Yet another 'certainty' bites the dust

MEDICAL MATTERS: Link between gum and heart disease unfounded

MEDICAL MATTERS:Link between gum and heart disease unfounded

DO YOU sometimes wish the medical profession would just make up its mind? Like should women self-examine their breasts for lumps or not? Or do calcium supplements do more harm than good?

The latest “certainty” to bite the dust is a 100-year-old belief that gum disease causes heart disease and stroke. An expert review group of cardiologists, dentists and infectious disease specialists has concluded this is not now the case. In its journal Circulation, the American Heart Association has published a review of some 500 journal articles and studies which has failed to find a causative link between gum disease and blockages in arteries.

Dentist Peter Lockhart, a co-chairman of the statement- writing group and professor of oral medicine at the Carolinas Medical Center in North Carolina, said observational studies have noted associations between gum disease and cardiovascular disease.

READ MORE

“There’s a lot of confusion out there,” Lockhart said in a statement. “The message sent out by some in healthcare professions that heart attack and stroke are directly linked to gum disease, can distort the facts, alarm patients and perhaps shift the focus on prevention away from well-known risk factors for these diseases.”

Gum disease and cardiovascular disease both produce markers of inflammation such as raised C-reactive protein, and share certain risk factors such as cigarette smoking, age and diabetes. These common factors may help explain why diseases of the blood vessels and mouth occur in tandem. But this association does not amount to a cause-and-effect relationship, the review of the medical literature on cardiovascular and gum disease from 1950 to 2011 found.

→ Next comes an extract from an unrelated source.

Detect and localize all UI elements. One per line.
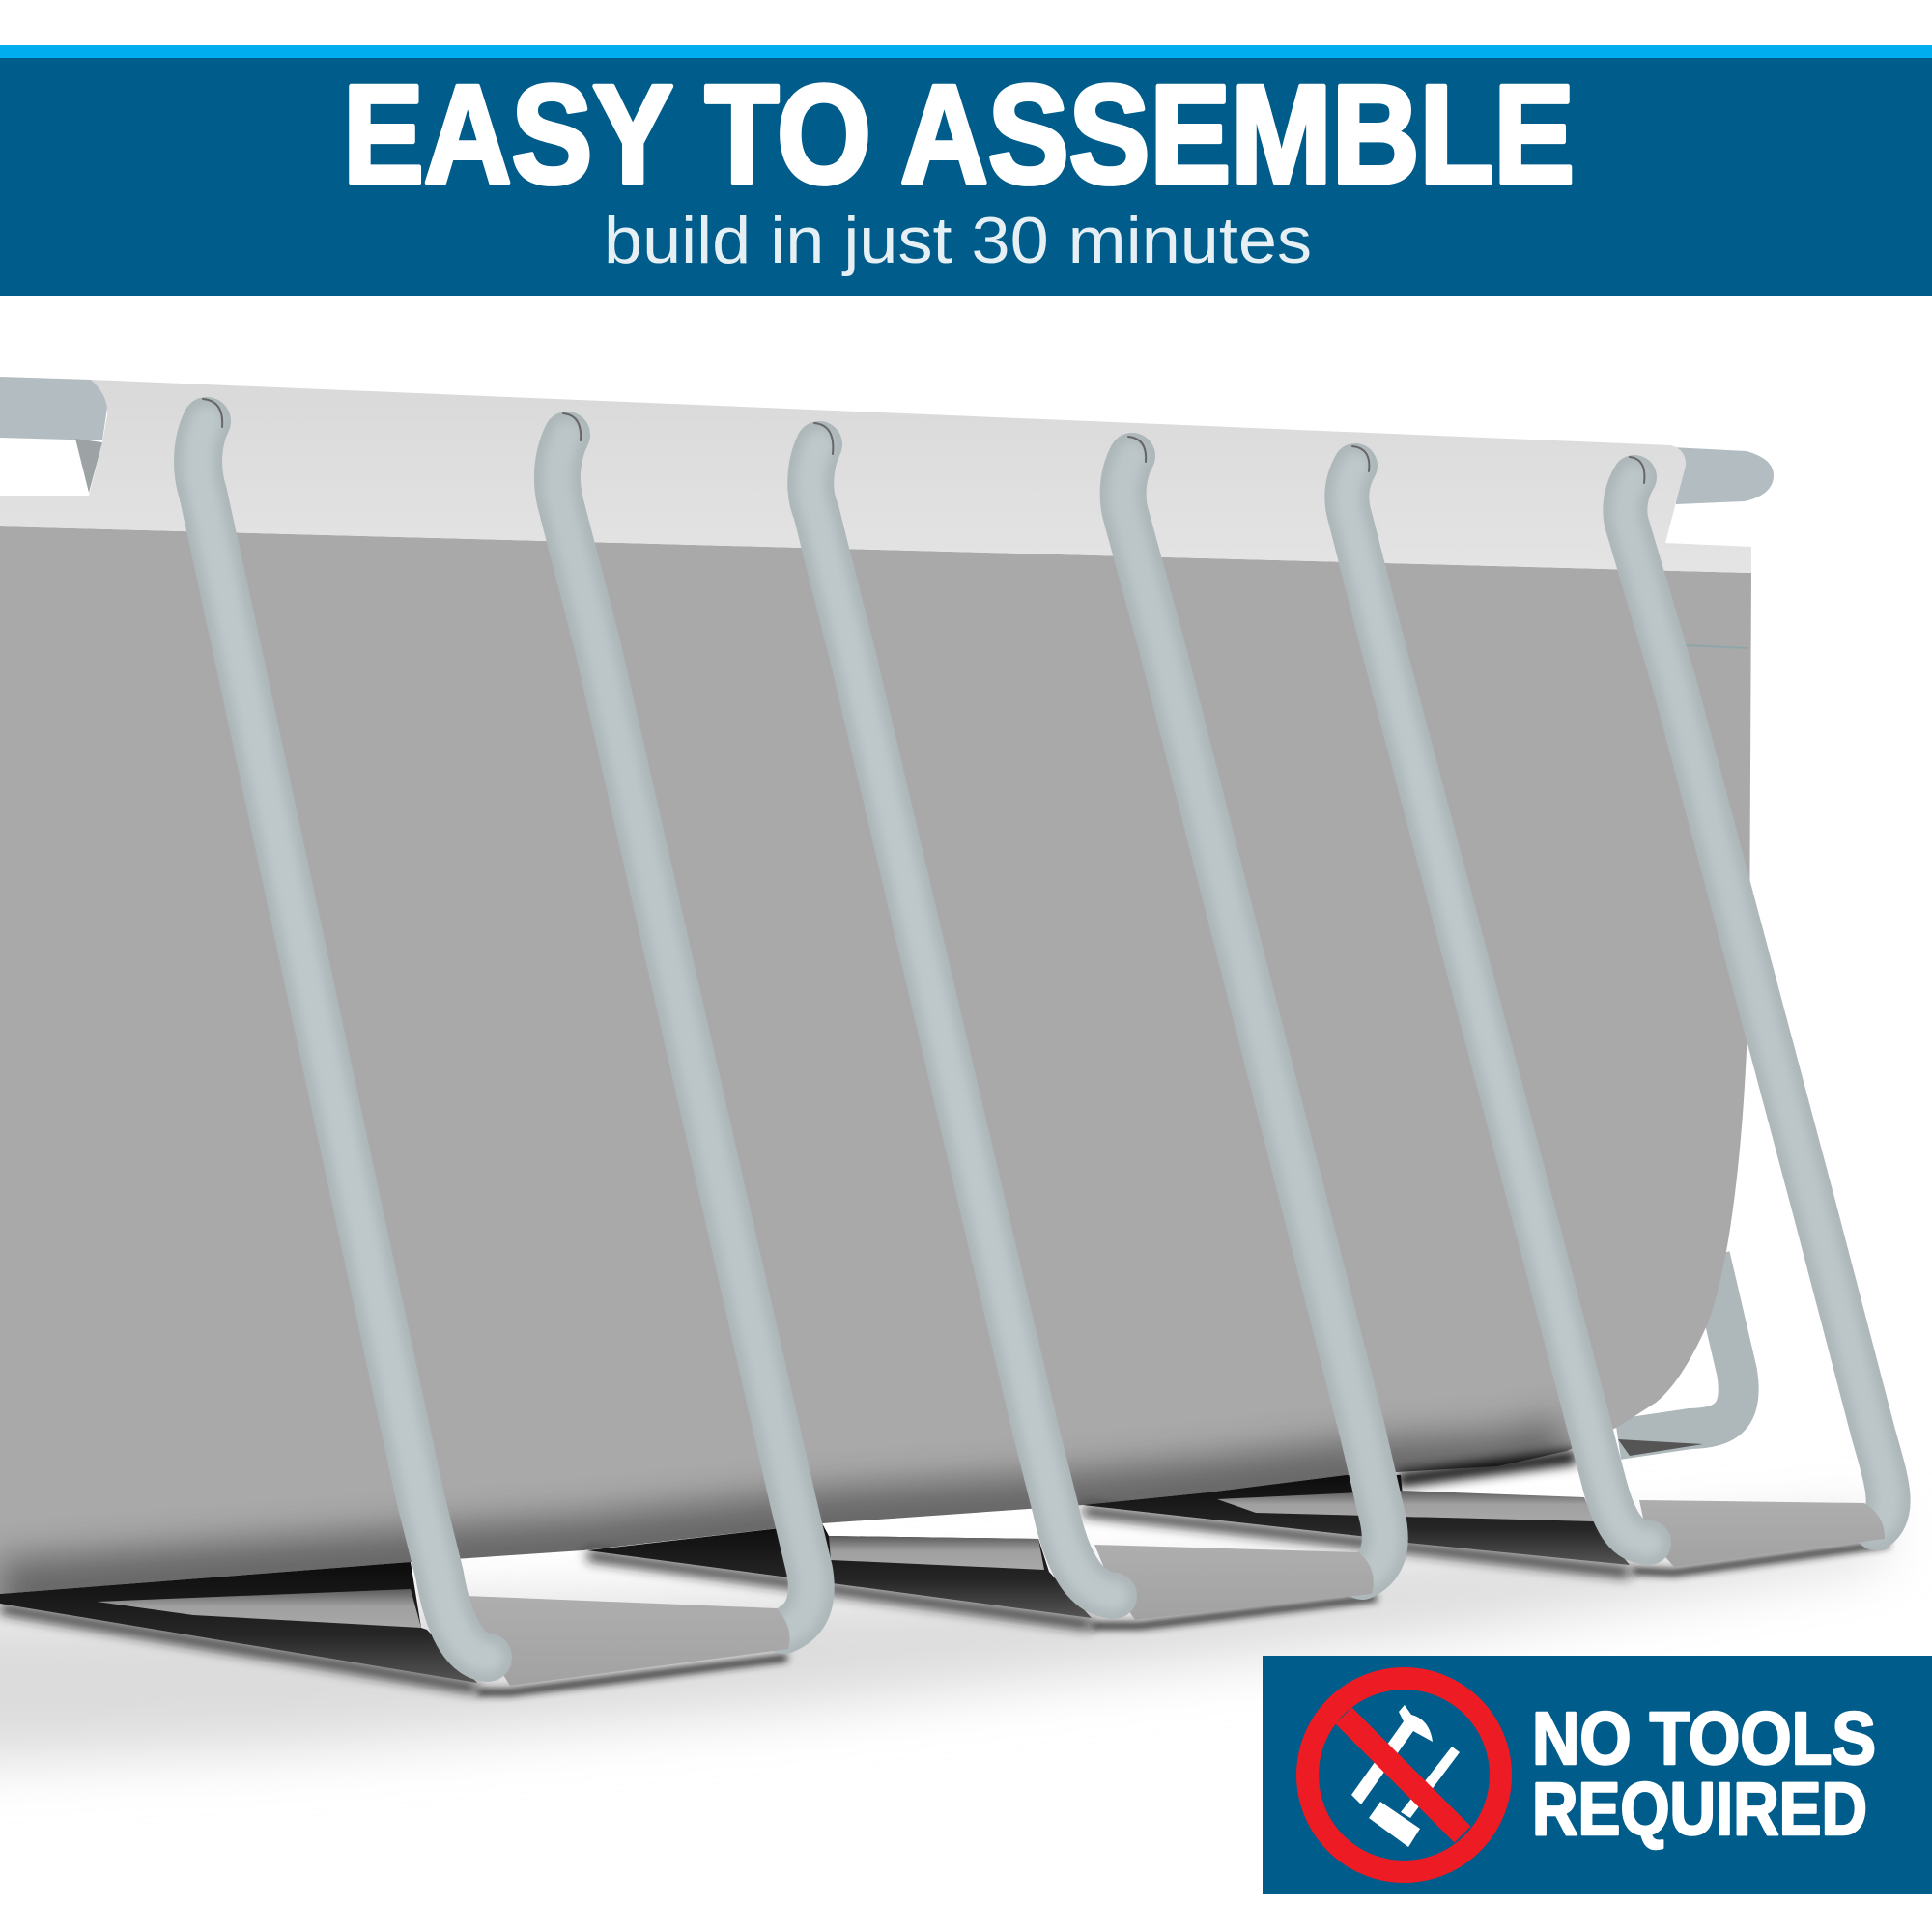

Treating gum disease doesn’t prevent heart disease or stroke, the reviewers also concluded. While people with gum disease are about twice as likely to be affected by coronary artery disease as those without it, it seems the link may be because those who neglect their dental health may be less inclined to look after their hearts.

The original theory had a seductive simplicity to it: mouth bacteria enter the blood stream during dental procedures, and in some people when brushing teeth; inflammatory processes in the mouth were replicated in key arteries; these vessel walls were thickened as a result, setting the scene for plaque development in coronary and other arteries.

But dentists insist gum disease can contribute to other health conditions. According to Dr Robert MacGregor, president of the Canadian Dental Association, older people can aspirate bacteria from their mouth into their lungs, resulting in pneumonia.

“The other health risk we’ve long known in dentistry is association between periodontal [gum] disease and diabetes.”

Meanwhile, looking to the future of the role of inflammation in heart disease, the Cleveland Clinic has established a profile of biomarkers that measure both oxidation and inflammation levels. The idea is to try to better define individuals at risk and also to determine where they are on a spectrum of risk for an acute coronary event.

They include measuring myeloperoxidase (MPO), an inflammatory enzyme derived from white blood cells. These cells release MPO when they respond to plaque and damage in the walls of arteries. As markers of white blood cell activity, MPO levels could help determine heart attack risk.

Another substance, F2-isoprostane, is a marker of oxidative stress. It may have a role as a lifestyle marker, indicating diet and exercise patterns that could lead to premature heart disease.

Then there is Lp-PLA2, a vascular specific inflammatory enzyme. When an artery wall is damaged because of smoking or high blood pressure, it joins with cholesterol to enter the damaged area; the biomarker can be used to measure the amount of vulnerable plaque in the coronary arteries.

If medicine was a static science, there would be fewer instances of accepted wisdom becoming myth. Then again, if that was the case, progress would be glacial, with little in the way of the kind of scientific breakthrough demonstrated by the Cleveland Clinic.